Review: Grief Cottage by Gail Godwin

Title: Grief Cottage
Author: Gail Godwin
Format: Hardcover
Publisher: Bloomsbury
Publish Date: June 6, 2017 (Tomorrow!)
Source: Publisher



What's the Story?:

From Goodreads.com: "After his mother's death, eleven-year-old Marcus is sent to live on a small South Carolina island with his great aunt, a reclusive painter with a haunted past. Aunt Charlotte, otherwise a woman of few words, points out a ruined cottage, telling Marcus she had visited it regularly after she'd moved there thirty years ago because it matched the ruin of her own life. Eventually she was inspired to take up painting so she could capture its utter desolation.

The islanders call it -Grief Cottage, - because a boy and his parents disappeared from it during a hurricane fifty years before. Their bodies were never found and the cottage has stood empty ever since. During his lonely hours while Aunt Charlotte is in her studio painting and keeping her demons at bay, Marcus visits the cottage daily, building up his courage by coming ever closer, even after the ghost of the boy who died seems to reveal himself. Full of curiosity and open to the unfamiliar and uncanny given the recent upending of his life, he courts the ghost boy, never certain whether the ghost is friendly or follows some sinister agenda."


My Two Cents:

"Grief Cottage" is the story of Marcus, a boy who loses his mother and has to go live with the only family he has left, his mother's Aunt Charlotte. Aunt Charlotte lives on a small island in South Carolina and makes a tidy living as an artist. Marcus is sure that she doesn't want him there, not really but just as Marcus finds comfort in his great aunt, his great aunt finds comfort in him being there.

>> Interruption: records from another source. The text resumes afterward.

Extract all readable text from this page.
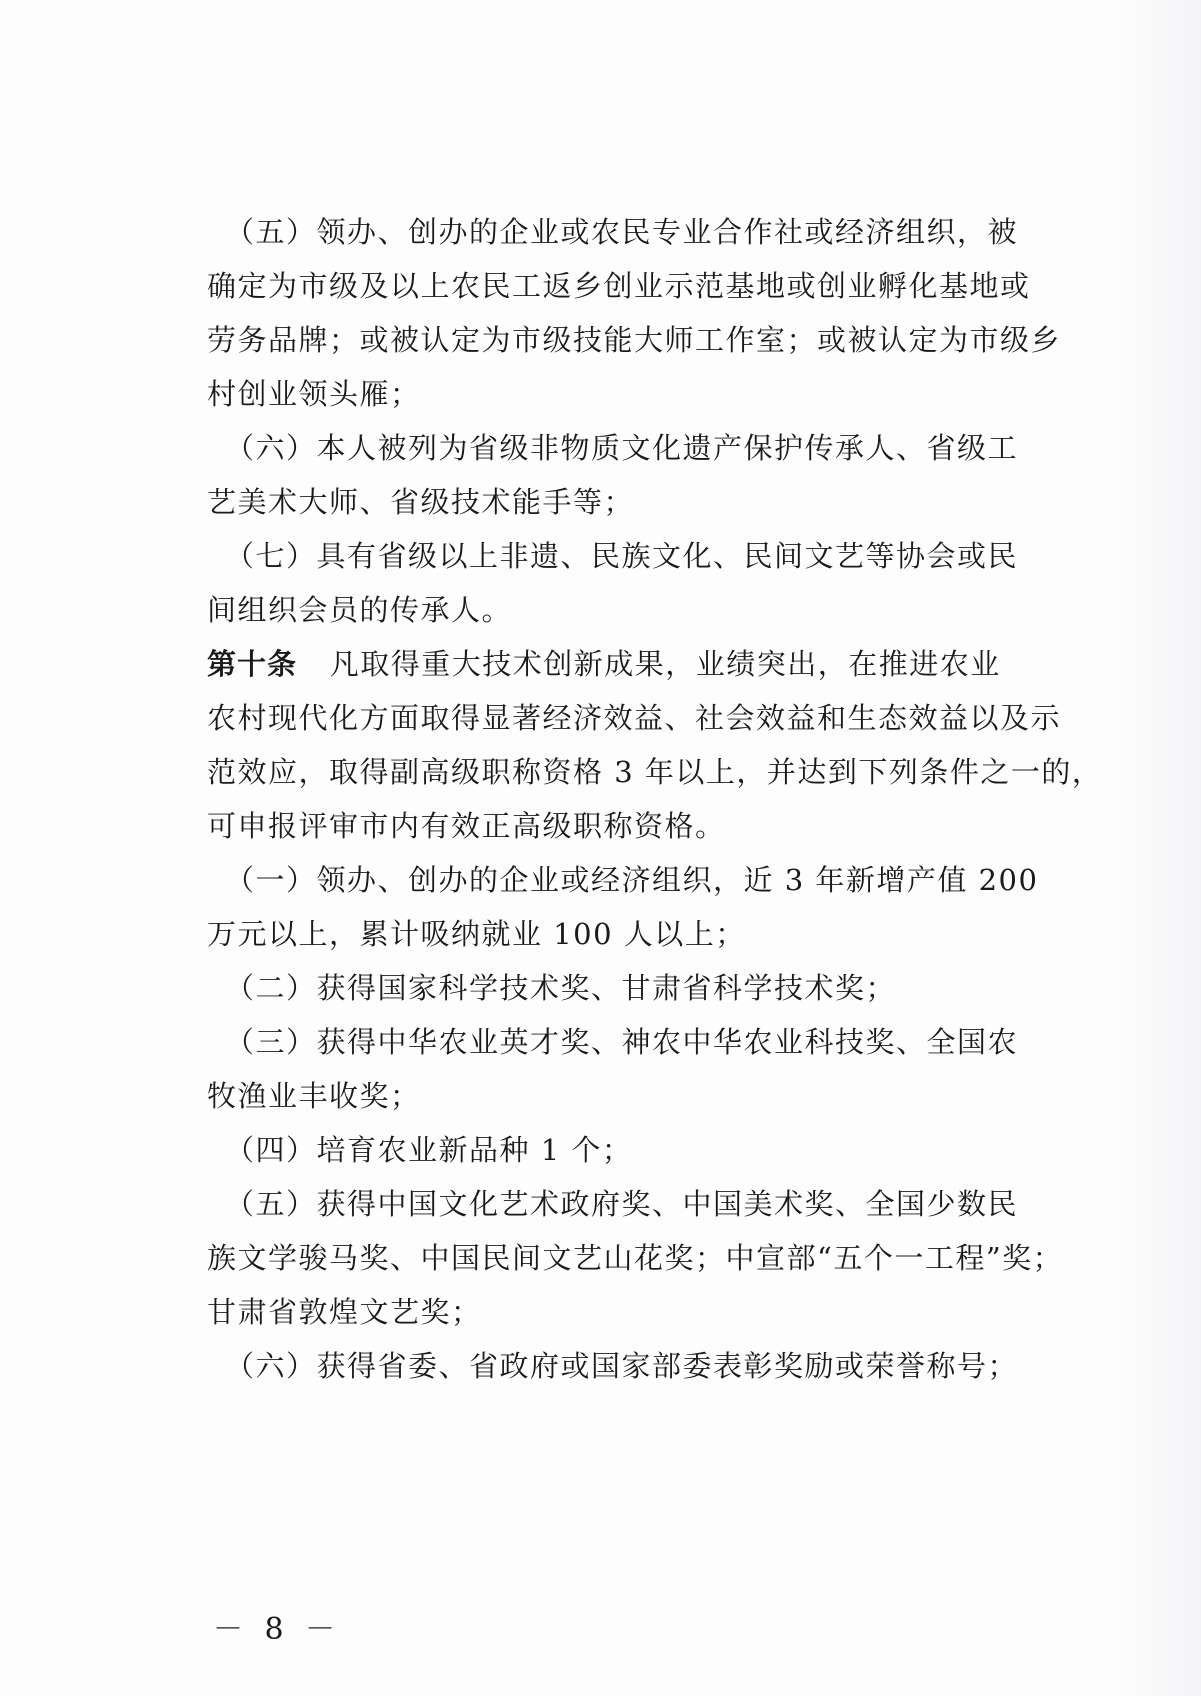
（五）领办、创办的企业或农民专业合作社或经济组织，被
确定为市级及以上农民工返乡创业示范基地或创业孵化基地或
劳务品牌；或被认定为市级技能大师工作室；或被认定为市级乡
村创业领头雁；
（六）本人被列为省级非物质文化遗产保护传承人、省级工
艺美术大师、省级技术能手等；
（七）具有省级以上非遗、民族文化、民间文艺等协会或民
间组织会员的传承人。
第十条 凡取得重大技术创新成果，业绩突出，在推进农业
农村现代化方面取得显著经济效益、社会效益和生态效益以及示
范效应，取得副高级职称资格 3 年以上，并达到下列条件之一的，
可申报评审市内有效正高级职称资格。
（一）领办、创办的企业或经济组织，近 3 年新增产值 200
万元以上，累计吸纳就业 100 人以上；
（二）获得国家科学技术奖、甘肃省科学技术奖；
（三）获得中华农业英才奖、神农中华农业科技奖、全国农
牧渔业丰收奖；
（四）培育农业新品种 1 个；
（五）获得中国文化艺术政府奖、中国美术奖、全国少数民
族文学骏马奖、中国民间文艺山花奖；中宣部“五个一工程”奖；
甘肃省敦煌文艺奖；
（六）获得省委、省政府或国家部委表彰奖励或荣誉称号；
－ 8 －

The characters are what really make the book. Marcus and Charlotte are two very different characters. Marcus is a very typical child having to deal with very difficult (and luckily atypical things). He desperately misses his mother and her love. He can't imagine rebuilding a life without her but is forced to in South Carolina. Charlotte is a quiet renegade of sorts. Anything she needs to do for her small beach shack, she learns how to do herself. When her independence is taking away from her after an accident, she has to figure out how to let herself let others do things for her. We see her true colors then. She is a complicated character with a lot of hidden pain and secrets that unfold slowly throughout the book. I loved the way that the author was able to slowly peel back the layers of both Charlotte and Marcus. What is on the surface is not always the truth. Our two main characters are great but the supporting characters also really make the story!

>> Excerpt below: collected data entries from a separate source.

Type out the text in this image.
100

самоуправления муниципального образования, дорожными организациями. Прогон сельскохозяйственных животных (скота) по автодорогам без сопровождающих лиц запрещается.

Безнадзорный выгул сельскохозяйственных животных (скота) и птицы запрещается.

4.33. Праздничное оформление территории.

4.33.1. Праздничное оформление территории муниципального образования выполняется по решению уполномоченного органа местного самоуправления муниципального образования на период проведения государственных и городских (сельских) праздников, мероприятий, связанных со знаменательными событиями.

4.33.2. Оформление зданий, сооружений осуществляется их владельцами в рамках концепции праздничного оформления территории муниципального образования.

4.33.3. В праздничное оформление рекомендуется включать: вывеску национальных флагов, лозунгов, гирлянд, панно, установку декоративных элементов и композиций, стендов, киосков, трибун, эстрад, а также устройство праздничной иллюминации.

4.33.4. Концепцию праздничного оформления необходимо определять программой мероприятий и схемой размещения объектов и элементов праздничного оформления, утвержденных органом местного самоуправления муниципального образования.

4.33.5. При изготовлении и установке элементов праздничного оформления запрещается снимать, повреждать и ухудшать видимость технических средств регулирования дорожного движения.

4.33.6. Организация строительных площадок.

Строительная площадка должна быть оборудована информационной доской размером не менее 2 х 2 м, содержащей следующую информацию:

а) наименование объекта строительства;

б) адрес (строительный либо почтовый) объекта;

The island itself almost becomes a character as does the house named "Grief Cottage." Marcus explores his new island home thoroughly. He becomes obsessed with the almost-ruins of an old house on the shore where the story goes that a vacationing family was lost during a hurricane. Even though many adults warn him that the house could collapse at any moment, Marcus is drawn to it. He starts imagining things about the house and thinks he might see someone there. The house plays a major role at the height of the story line and as to not give anything away, I won't say much about what happens.

This is a great book for those who like family sagas, hidden secrets, and light ghost stories! This is perfect summer reading to get lost in!